# Question about boating in Wild Riceriver



## ct4613 (May 22, 2011)

I've been in boats on lakes my whole life. Havent been in a boat on a river. Ever. Bought an older 17' bass Tracker last fall, got it all fixed up and ready to go river fishing this year. Its more of a john boat style with a slight vee in the hull. Thinking about going out on Sunday, but drove by the river today and its moving pretty quick. Any tips or tricks for safe river fishing, putting in or taking the boat out of the water. How to judge what current speed is to fast. Thanks in advance for any advice.


----------



## Sasha and Abby (May 11, 2004)

Always wear your vest.
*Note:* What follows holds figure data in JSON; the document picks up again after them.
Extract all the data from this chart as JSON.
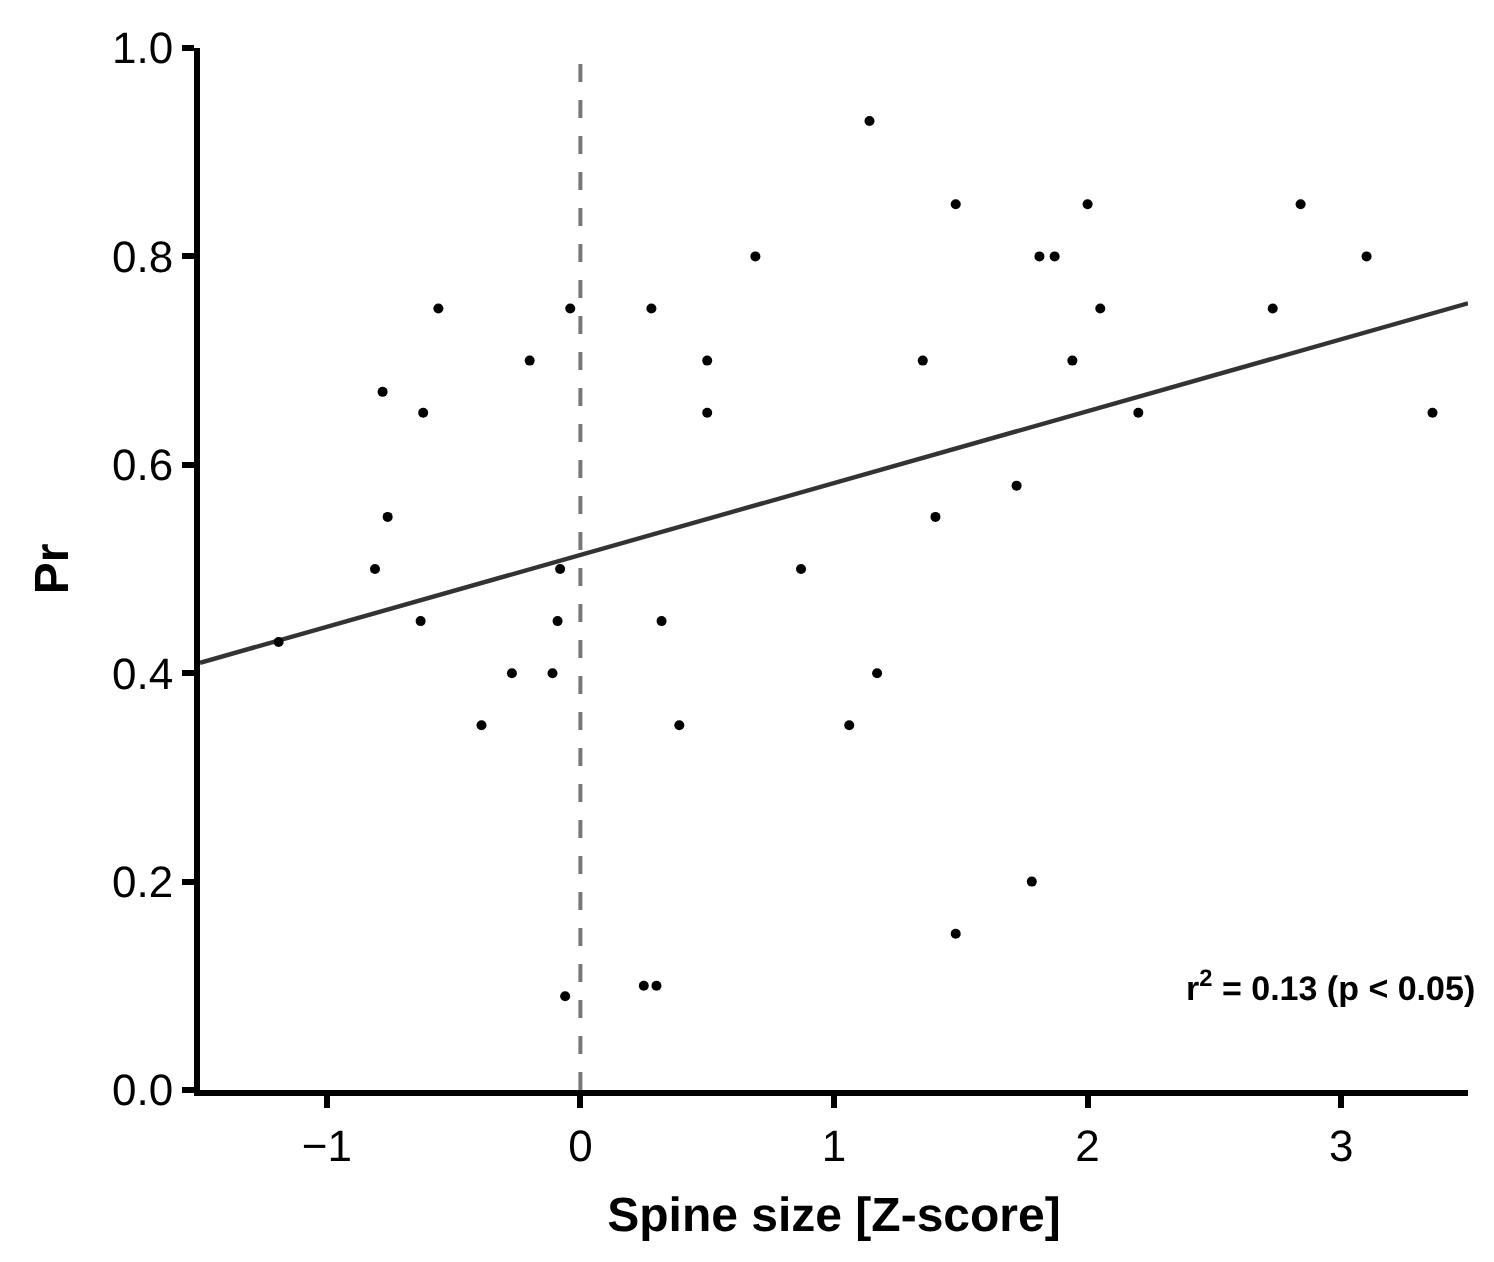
{
  "chart_data": {
    "type": "scatter",
    "xlabel": "Spine size [Z-score]",
    "ylabel": "Pr",
    "xlim": [
      -1.5,
      3.5
    ],
    "xticks": [
      {
        "value": -1,
        "label": "−1"
      },
      0,
      1,
      2,
      3
    ],
    "ylim": [
      0.0,
      1.0
    ],
    "yticks": [
      {
        "value": 0,
        "label": "0.0"
      },
      0.2,
      0.4,
      0.6,
      0.8,
      {
        "value": 1,
        "label": "1.0"
      }
    ],
    "marker": "circle",
    "series": [
      {
        "color": "#000000",
        "x": [
          -0.56,
          -0.04,
          0.28,
          0.69,
          -0.2,
          0.5,
          -0.78,
          -0.62,
          0.5,
          -0.76,
          -0.81,
          -0.08,
          -0.63,
          -0.09,
          0.32,
          -1.19,
          -0.27,
          -0.11,
          -0.39,
          0.39,
          -0.06,
          0.25,
          0.3,
          1.14,
          1.48,
          2.0,
          2.84,
          1.81,
          1.87,
          3.1,
          2.05,
          2.73,
          1.35,
          1.94,
          2.2,
          3.36,
          1.72,
          1.4,
          0.87,
          1.17,
          1.06,
          1.78,
          1.48
        ],
        "values": [
          0.75,
          0.75,
          0.75,
          0.8,
          0.7,
          0.7,
          0.67,
          0.65,
          0.65,
          0.55,
          0.5,
          0.5,
          0.45,
          0.45,
          0.45,
          0.43,
          0.4,
          0.4,
          0.35,
          0.35,
          0.09,
          0.1,
          0.1,
          0.93,
          0.85,
          0.85,
          0.85,
          0.8,
          0.8,
          0.8,
          0.75,
          0.75,
          0.7,
          0.7,
          0.65,
          0.65,
          0.58,
          0.55,
          0.5,
          0.4,
          0.35,
          0.2,
          0.15
        ]
      },
      {
        "type": "line",
        "color": "#333333",
        "line_style": "solid",
        "marker": "none",
        "x": [
          -1.5,
          3.5
        ],
        "values": [
          0.41,
          0.755
        ]
      }
    ],
    "ref_lines": [
      {
        "axis": "x",
        "value": 0,
        "label": null,
        "color": "#777777",
        "line_style": "dashed"
      }
    ],
    "annotations": [
      "r$^{2}$ = 0.13 (p < 0.05)"
    ]
  }
}
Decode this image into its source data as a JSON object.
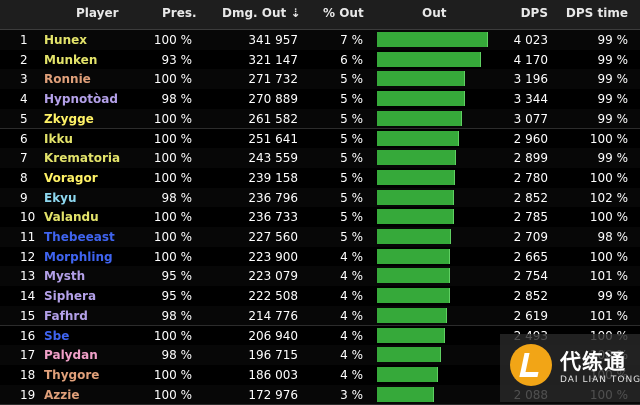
{
  "header": {
    "player": "Player",
    "presence": "Pres.",
    "damage_out": "Dmg. Out ⇣",
    "percent_out": "% Out",
    "out_bar": "Out",
    "dps": "DPS",
    "dps_time": "DPS time"
  },
  "colors": {
    "header_bg": "#1e1e1e",
    "bar_green": "#36a93a",
    "row_bg": "#000000"
  },
  "rows": [
    {
      "rank": "1",
      "name": "Hunex",
      "name_color": "#e3e36a",
      "presence": "100 %",
      "damage": "341 957",
      "percent": "7 %",
      "bar_fraction": 1.0,
      "dps": "4 023",
      "dps_time": "99 %"
    },
    {
      "rank": "2",
      "name": "Munken",
      "name_color": "#e3e36a",
      "presence": "93 %",
      "damage": "321 147",
      "percent": "6 %",
      "bar_fraction": 0.939,
      "dps": "4 170",
      "dps_time": "99 %"
    },
    {
      "rank": "3",
      "name": "Ronnie",
      "name_color": "#e0a07a",
      "presence": "100 %",
      "damage": "271 732",
      "percent": "5 %",
      "bar_fraction": 0.795,
      "dps": "3 196",
      "dps_time": "99 %"
    },
    {
      "rank": "4",
      "name": "Hypnotòad",
      "name_color": "#b3a0e8",
      "presence": "98 %",
      "damage": "270 889",
      "percent": "5 %",
      "bar_fraction": 0.792,
      "dps": "3 344",
      "dps_time": "99 %"
    },
    {
      "rank": "5",
      "name": "Zkygge",
      "name_color": "#fff266",
      "presence": "100 %",
      "damage": "261 582",
      "percent": "5 %",
      "bar_fraction": 0.765,
      "dps": "3 077",
      "dps_time": "99 %"
    },
    {
      "rank": "6",
      "name": "Ikku",
      "name_color": "#e3e36a",
      "presence": "100 %",
      "damage": "251 641",
      "percent": "5 %",
      "bar_fraction": 0.736,
      "dps": "2 960",
      "dps_time": "100 %"
    },
    {
      "rank": "7",
      "name": "Krematoria",
      "name_color": "#e3e36a",
      "presence": "100 %",
      "damage": "243 559",
      "percent": "5 %",
      "bar_fraction": 0.712,
      "dps": "2 899",
      "dps_time": "99 %"
    },
    {
      "rank": "8",
      "name": "Voragor",
      "name_color": "#fff266",
      "presence": "100 %",
      "damage": "239 158",
      "percent": "5 %",
      "bar_fraction": 0.699,
      "dps": "2 780",
      "dps_time": "100 %"
    },
    {
      "rank": "9",
      "name": "Ekyu",
      "name_color": "#8ed8f0",
      "presence": "98 %",
      "damage": "236 796",
      "percent": "5 %",
      "bar_fraction": 0.692,
      "dps": "2 852",
      "dps_time": "102 %"
    },
    {
      "rank": "10",
      "name": "Valandu",
      "name_color": "#e3e36a",
      "presence": "100 %",
      "damage": "236 733",
      "percent": "5 %",
      "bar_fraction": 0.692,
      "dps": "2 785",
      "dps_time": "100 %"
    },
    {
      "rank": "11",
      "name": "Thebeeast",
      "name_color": "#3f64f0",
      "presence": "100 %",
      "damage": "227 560",
      "percent": "5 %",
      "bar_fraction": 0.665,
      "dps": "2 709",
      "dps_time": "98 %"
    },
    {
      "rank": "12",
      "name": "Morphling",
      "name_color": "#3f64f0",
      "presence": "100 %",
      "damage": "223 900",
      "percent": "4 %",
      "bar_fraction": 0.655,
      "dps": "2 665",
      "dps_time": "100 %"
    },
    {
      "rank": "13",
      "name": "Mysth",
      "name_color": "#b3a0e8",
      "presence": "95 %",
      "damage": "223 079",
      "percent": "4 %",
      "bar_fraction": 0.652,
      "dps": "2 754",
      "dps_time": "101 %"
    },
    {
      "rank": "14",
      "name": "Siphera",
      "name_color": "#b3a0e8",
      "presence": "95 %",
      "damage": "222 508",
      "percent": "4 %",
      "bar_fraction": 0.651,
      "dps": "2 852",
      "dps_time": "99 %"
    },
    {
      "rank": "15",
      "name": "Fafhrd",
      "name_color": "#b3a0e8",
      "presence": "98 %",
      "damage": "214 776",
      "percent": "4 %",
      "bar_fraction": 0.628,
      "dps": "2 619",
      "dps_time": "101 %"
    },
    {
      "rank": "16",
      "name": "Sbe",
      "name_color": "#3f64f0",
      "presence": "100 %",
      "damage": "206 940",
      "percent": "4 %",
      "bar_fraction": 0.605,
      "dps": "2 493",
      "dps_time": "100 %"
    },
    {
      "rank": "17",
      "name": "Palydan",
      "name_color": "#f0a0c8",
      "presence": "98 %",
      "damage": "196 715",
      "percent": "4 %",
      "bar_fraction": 0.575,
      "dps": "2 371",
      "dps_time": "100 %"
    },
    {
      "rank": "18",
      "name": "Thygore",
      "name_color": "#e0a07a",
      "presence": "100 %",
      "damage": "186 003",
      "percent": "4 %",
      "bar_fraction": 0.544,
      "dps": "2 250",
      "dps_time": "100 %"
    },
    {
      "rank": "19",
      "name": "Azzie",
      "name_color": "#e0a07a",
      "presence": "100 %",
      "damage": "172 976",
      "percent": "3 %",
      "bar_fraction": 0.506,
      "dps": "2 088",
      "dps_time": "100 %"
    }
  ],
  "watermark": {
    "title": "代练通",
    "subtitle": "DAI LIAN TONG"
  }
}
Go with someone who knows the river...


----------



## Backwater Eddy (Jun 16, 2003)

I'm assuming you mean the ND Wild Rice River? If so, it's high and fast yet not as fast as it was. The main Red is faster now.
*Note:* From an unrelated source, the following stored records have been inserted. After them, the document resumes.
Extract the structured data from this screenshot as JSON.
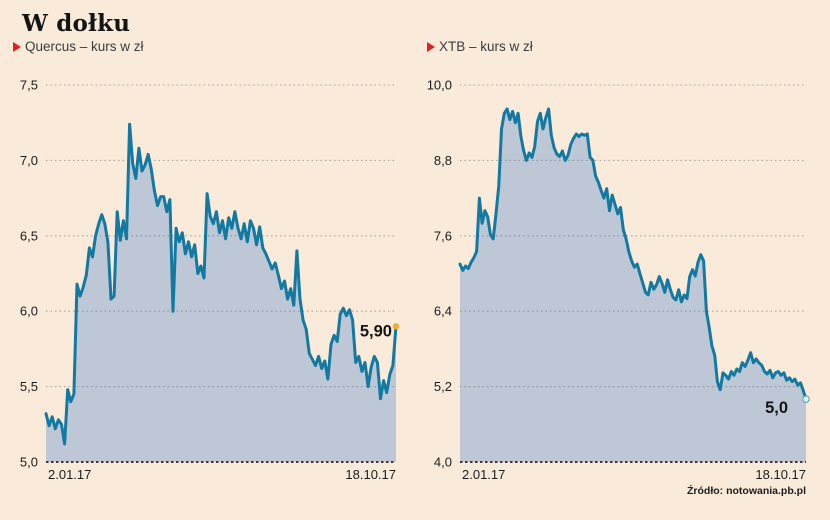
{
  "title": "W dołku",
  "source": "Źródło: notowania.pb.pl",
  "colors": {
    "background": "#faeada",
    "line": "#1479a1",
    "area_fill": "#bdc7d5",
    "legend_marker": "#e02025",
    "gridline": "#6e6e6e",
    "baseline": "#3a3a3a",
    "text": "#1c1c1c",
    "end_marker_left": "#f0ac38",
    "end_marker_right_fill": "#ecf5f8",
    "end_marker_right_stroke": "#5da9c6"
  },
  "chart_data": [
    {
      "type": "area",
      "series_name": "Quercus",
      "legend": "Quercus – kurs w zł",
      "unit": "kurs w zł",
      "ylim": [
        5.0,
        7.5
      ],
      "y_tick_labels": [
        "7,5",
        "7,0",
        "6,5",
        "6,0",
        "5,5",
        "5,0"
      ],
      "x_tick_labels": [
        "2.01.17",
        "18.10.17"
      ],
      "end_label": "5,90",
      "end_value": 5.9,
      "grid": "dotted-horizontal",
      "values": [
        5.32,
        5.24,
        5.3,
        5.22,
        5.28,
        5.25,
        5.12,
        5.48,
        5.4,
        5.45,
        6.18,
        6.1,
        6.16,
        6.24,
        6.42,
        6.36,
        6.5,
        6.58,
        6.64,
        6.58,
        6.46,
        6.08,
        6.1,
        6.66,
        6.47,
        6.6,
        6.48,
        7.24,
        6.98,
        6.88,
        7.08,
        6.93,
        6.97,
        7.04,
        6.94,
        6.8,
        6.7,
        6.76,
        6.76,
        6.66,
        6.74,
        6.0,
        6.55,
        6.46,
        6.52,
        6.38,
        6.46,
        6.36,
        6.44,
        6.25,
        6.3,
        6.22,
        6.78,
        6.63,
        6.58,
        6.66,
        6.52,
        6.6,
        6.48,
        6.62,
        6.55,
        6.66,
        6.55,
        6.48,
        6.58,
        6.46,
        6.6,
        6.55,
        6.44,
        6.56,
        6.42,
        6.38,
        6.33,
        6.28,
        6.32,
        6.24,
        6.15,
        6.2,
        6.08,
        6.15,
        6.04,
        6.4,
        6.08,
        5.94,
        5.88,
        5.72,
        5.68,
        5.64,
        5.7,
        5.62,
        5.67,
        5.55,
        5.78,
        5.84,
        5.8,
        5.98,
        6.02,
        5.97,
        6.01,
        5.94,
        5.66,
        5.7,
        5.6,
        5.66,
        5.5,
        5.63,
        5.7,
        5.66,
        5.42,
        5.54,
        5.46,
        5.58,
        5.64,
        5.9
      ]
    },
    {
      "type": "area",
      "series_name": "XTB",
      "legend": "XTB – kurs w zł",
      "unit": "kurs w zł",
      "ylim": [
        4.0,
        10.0
      ],
      "y_tick_labels": [
        "10,0",
        "8,8",
        "7,6",
        "6,4",
        "5,2",
        "4,0"
      ],
      "x_tick_labels": [
        "2.01.17",
        "18.10.17"
      ],
      "end_label": "5,0",
      "end_value": 5.0,
      "grid": "dotted-horizontal",
      "values": [
        7.15,
        7.05,
        7.12,
        7.08,
        7.18,
        7.25,
        7.35,
        8.2,
        7.8,
        8.0,
        7.9,
        7.62,
        7.55,
        7.95,
        8.4,
        9.3,
        9.55,
        9.62,
        9.45,
        9.58,
        9.4,
        9.55,
        9.18,
        8.95,
        8.8,
        8.92,
        8.85,
        9.02,
        9.42,
        9.55,
        9.3,
        9.48,
        9.62,
        9.2,
        9.0,
        8.9,
        8.86,
        8.95,
        8.8,
        8.88,
        9.05,
        9.15,
        9.22,
        9.18,
        9.22,
        9.2,
        9.22,
        8.85,
        8.8,
        8.55,
        8.45,
        8.32,
        8.2,
        8.35,
        8.0,
        8.25,
        8.1,
        7.95,
        8.05,
        7.7,
        7.55,
        7.35,
        7.2,
        7.1,
        7.15,
        7.0,
        6.85,
        6.7,
        6.66,
        6.86,
        6.75,
        6.82,
        6.95,
        6.84,
        6.7,
        6.9,
        6.74,
        6.62,
        6.58,
        6.74,
        6.55,
        6.66,
        6.6,
        6.95,
        7.06,
        6.96,
        7.18,
        7.3,
        7.2,
        6.4,
        6.15,
        5.85,
        5.7,
        5.28,
        5.15,
        5.42,
        5.38,
        5.32,
        5.44,
        5.38,
        5.48,
        5.44,
        5.58,
        5.52,
        5.62,
        5.74,
        5.58,
        5.64,
        5.58,
        5.54,
        5.44,
        5.4,
        5.46,
        5.34,
        5.42,
        5.44,
        5.38,
        5.42,
        5.3,
        5.34,
        5.28,
        5.32,
        5.22,
        5.26,
        5.14,
        5.0
      ]
    }
  ]
}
Getting into the WR may be tricky. The only access on the Red in Fargo open right now is the Convent Landing boat ramp in South East Fargo. That ramp is high yet and boots will be needed to launch as it is very muddy yet.

Then it's 12.5 river miles up river to the mouth of the Wild Rice to access it. Remember for every Linear Mile the River winds two miles, hence the added true travel distance to the mouth of the WR.

The Red is high, and fast, so be aware of that for the start.

Watch for wood on the move in the current. Take it easy, think ahead. Rivers are far different then a lake. Don't do it alone, take it easy. Current will always be working against you so think ahead and pay attention.

If your at all aprehensive...wait tell it settles down more, to be safe.


----------